Rietberg (mad). In diesem Jahr läuft einfach nichts wie geplant. Viele große Veranstaltungen mussten abgesagt werden, sehr zum Bedauern der Vereine. Doch das Ganze kann auch etwas Gutes haben. Wie bitte? Ja, tatsächlich. Denn so bleibt den Rietbergern ein bekanntes und beliebtes Gesicht noch ein weiteres Jahr erhalten.
Denn eigentlich hätte sich Jürgen Descher in diesem Jahr von der Bühne verabschiedet. „Mein letzter Auftritt war für das vergangene Wochenende beim BWK-Kongress geplant“, so der Leiter des Rietberger Fanfarenzuges. Und im karnevalistischem Sinne, der dem charismatischen Herrn mit dem Taktstock in der Hand und dem breiten Lächeln im Gesicht gar nicht so fern ist, wäre das Jahr 2020 das perfekte Abschiedsjahr gewesen: „Ich bin nun 55 Jahre alt und seit 33 Jahren erster Vorsitzender und Tambour-Major“, macht er auf den Schnapszahlen-Reigen aufmerksam. Doch nun hängt Descher noch ein weiteres Jahr an seine Dienstzeit dran. „Meine Jungs können ja nicht loslassen“, sagt er scherzend. Aber – und da haben seine Jungs auch einfach Recht – einen richtigen und gebührenden Abschied sollte es schon geben.
Schließlich konnte Jürgen Descher mit seiner Truppe in diesem Jahr nicht bei einem einzigen Schützenfest aufspielen. „Und es ist mir schon ein großes Anliegen, mich auch bei den ganzen Vereinen zu verabschieden“, sagt er. Zwar hatte er mit seiner musikalischen Truppe für die Schützenvereine ein Video gedreht, aber das sei natürlich nicht dasselbe. Nun, nach langer Corona-Zwangspause, laufen die ersten Proben wieder an. Meistens unter freiem Himmel und mit reichlich Abstand. Das ist mit viel Arbeit verbunden, verrät Descher. Zu Zeiten, in denen der Fanfarenzug voll im Training ist, können die Musiker mühelos ein anderthalbstündiges Programm absolvieren. „Jetzt würden wir vielleicht 30 Minuten schaffen“, so der Tambour-Major, der sich trotz der derzeit zuweilen eingerosteten Töne riesig über den starken Zusammenhalt und das hohe Engagement beim Fanfarenzug freut. „Man kann stolz darauf sein, dass alle so gut mitziehen“, sagt er über die 45 Mann starke Truppe.
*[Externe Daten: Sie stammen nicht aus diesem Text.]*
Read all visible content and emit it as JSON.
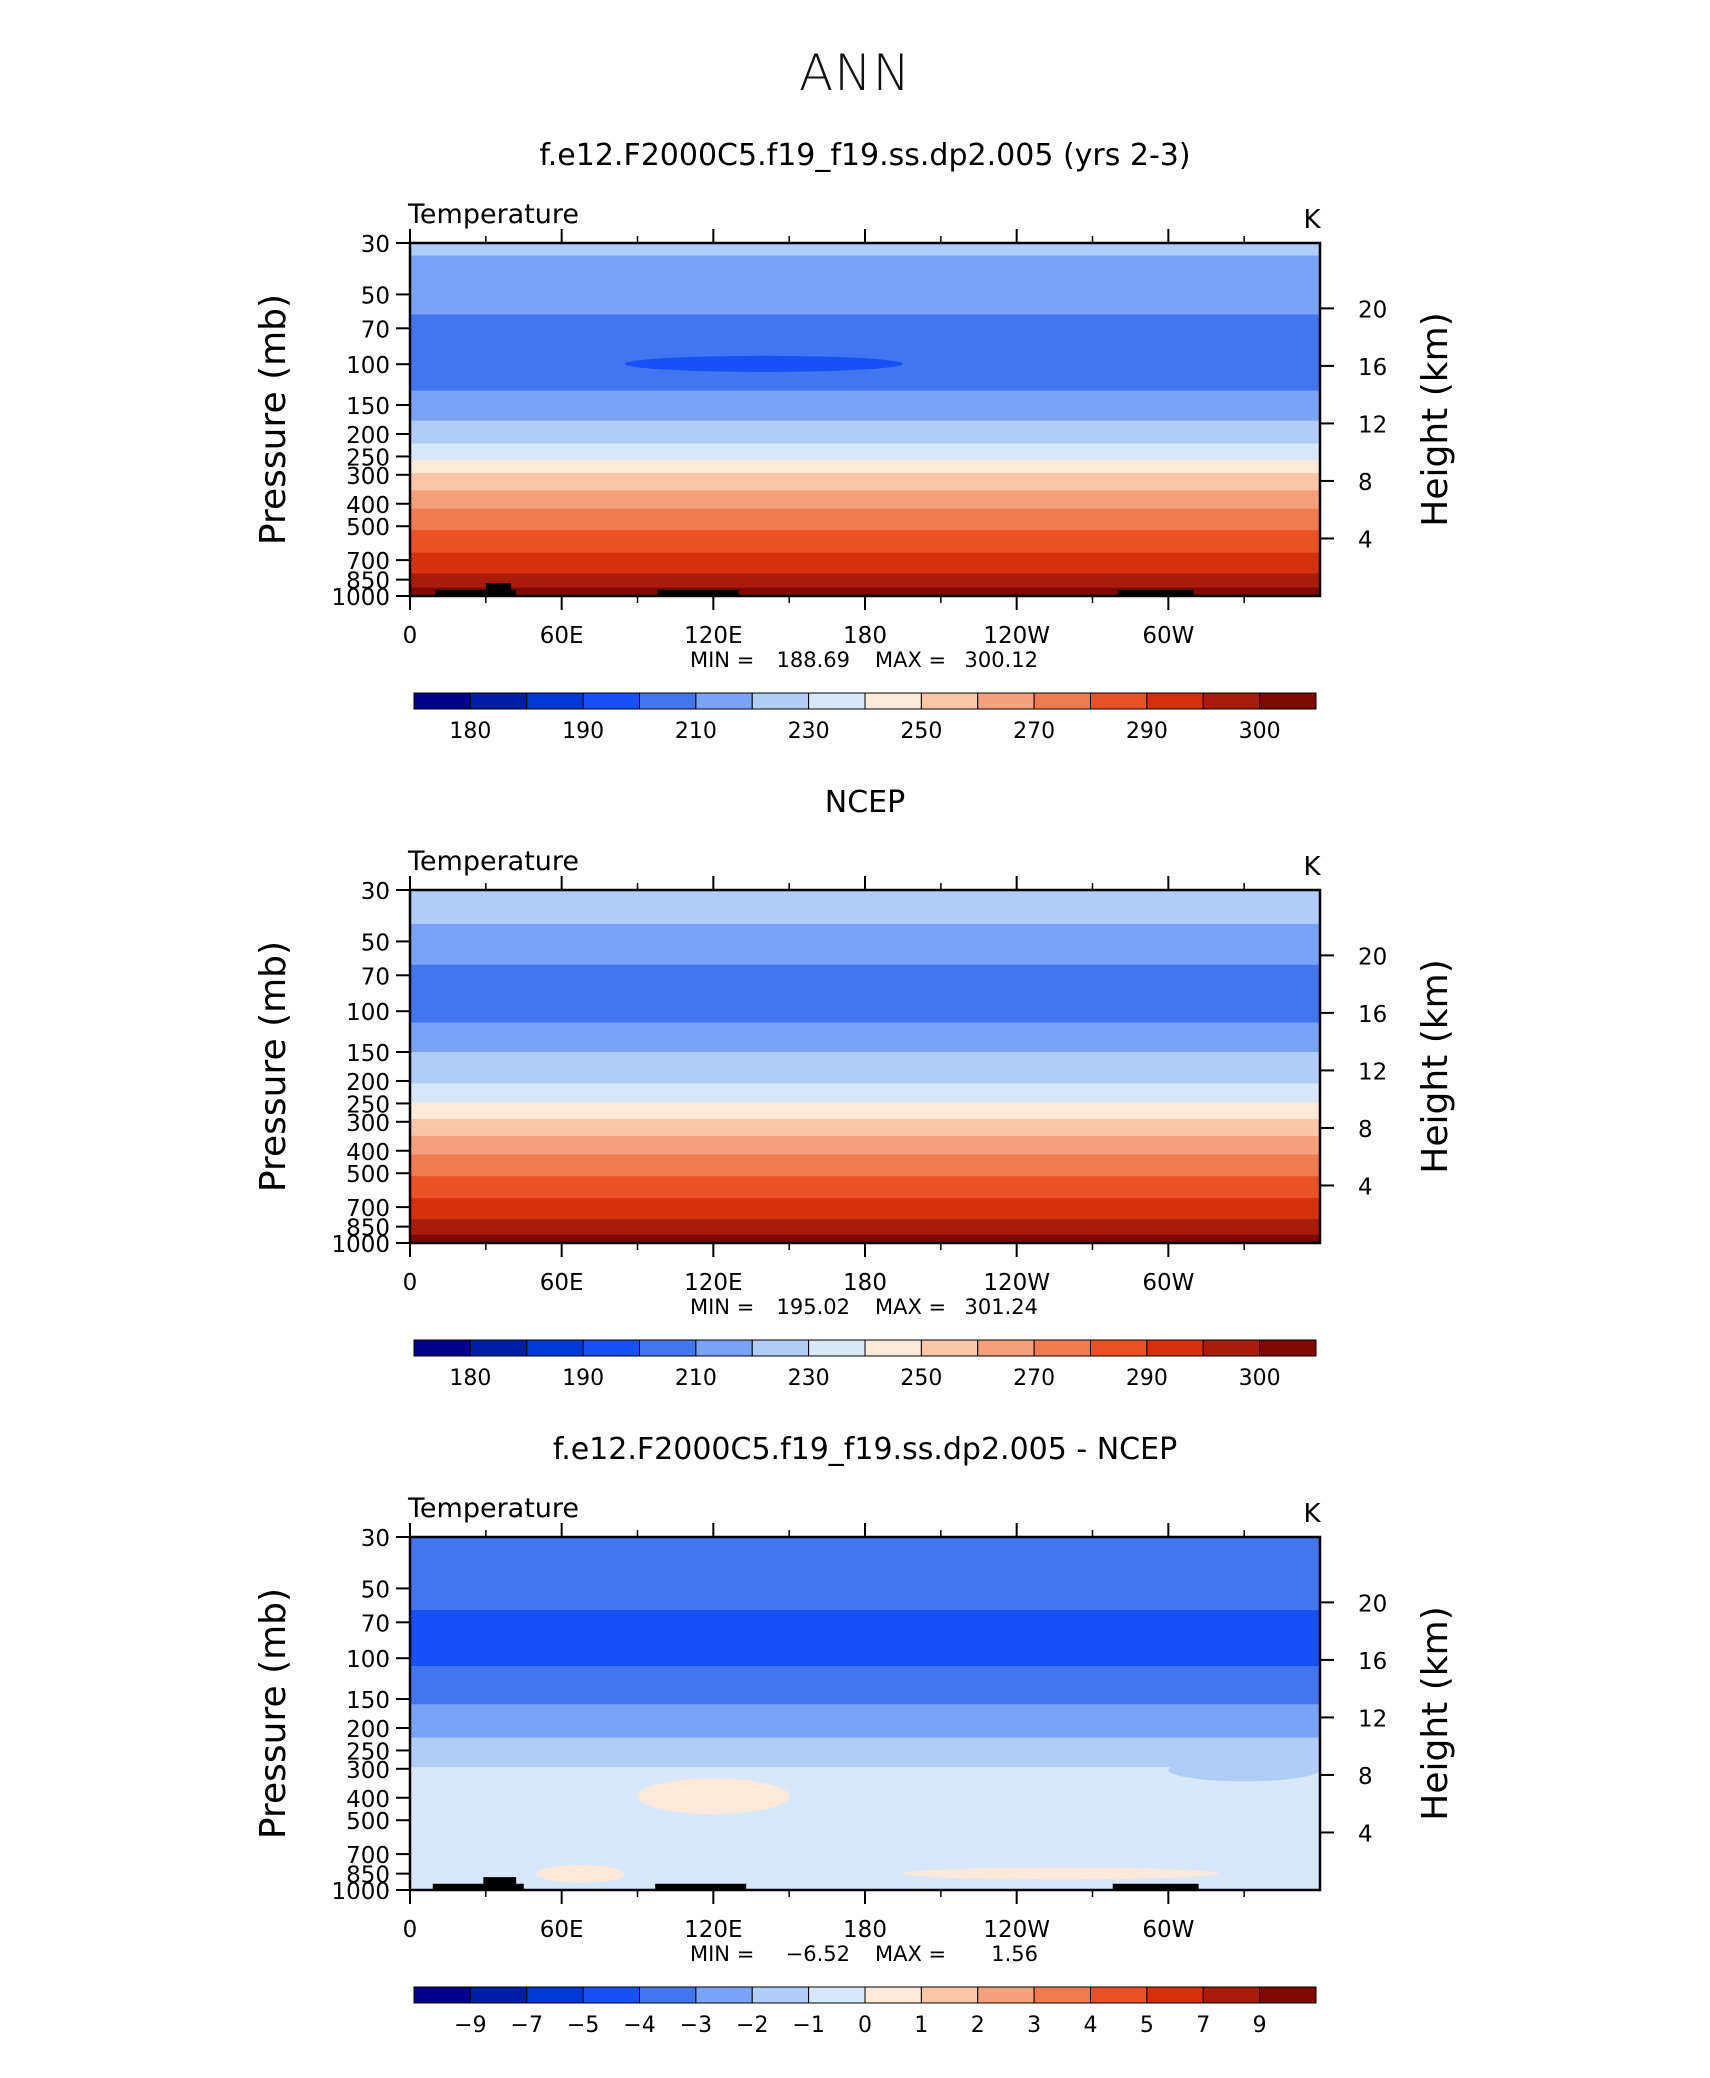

In seiner Stammbesetzung spielt der Rietberger Fanfarenzug nun schon seit rund zehn Jahren und hat sich richtig eingegroovt. Auch neue Ideen und Vorschläge aus den Reihen insbesondere der jüngeren Mitglieder schätzt Descher sehr.
Allerdings sieht er seinem wenn auch verschobenen Abschied gelassen entgegen: „Eigentlich brauchen die Jungs mich nicht mehr. Sie kommen super alleine zurecht, musikalisch wie organisatorisch“, sagt Descher. „Mein Nachfolger soll die Truppe wieder weiter formen und dem Fanfarenzug seinen eigenen Stempel aufdrücken. Ich bin mir absolut sicher, dass es sehr gut weiterlaufen wird.“ Auch wenn er sich dem Fanfarenzug sehr verbunden fühlt und ihm auch weiterhin mit aller Unterstützung zur Seite stehen wird, möchte sich Descher zunächst einmal rar machen nach seinem Abgang. „Wenn man den Stab abgibt, dann ist die Gefahr, sich aus der zweiten Reihe einzumischen, einfach zu groß“, weiß er und stellt sich selbst die Frage: „Kann ich überhaupt ohne?“ Deswegen schließt Jürgen Descher nicht aus, dann irgendwann selber in den Reihen der Musiker mitzumarschieren, sei es mit der Trompete oder der Posaune.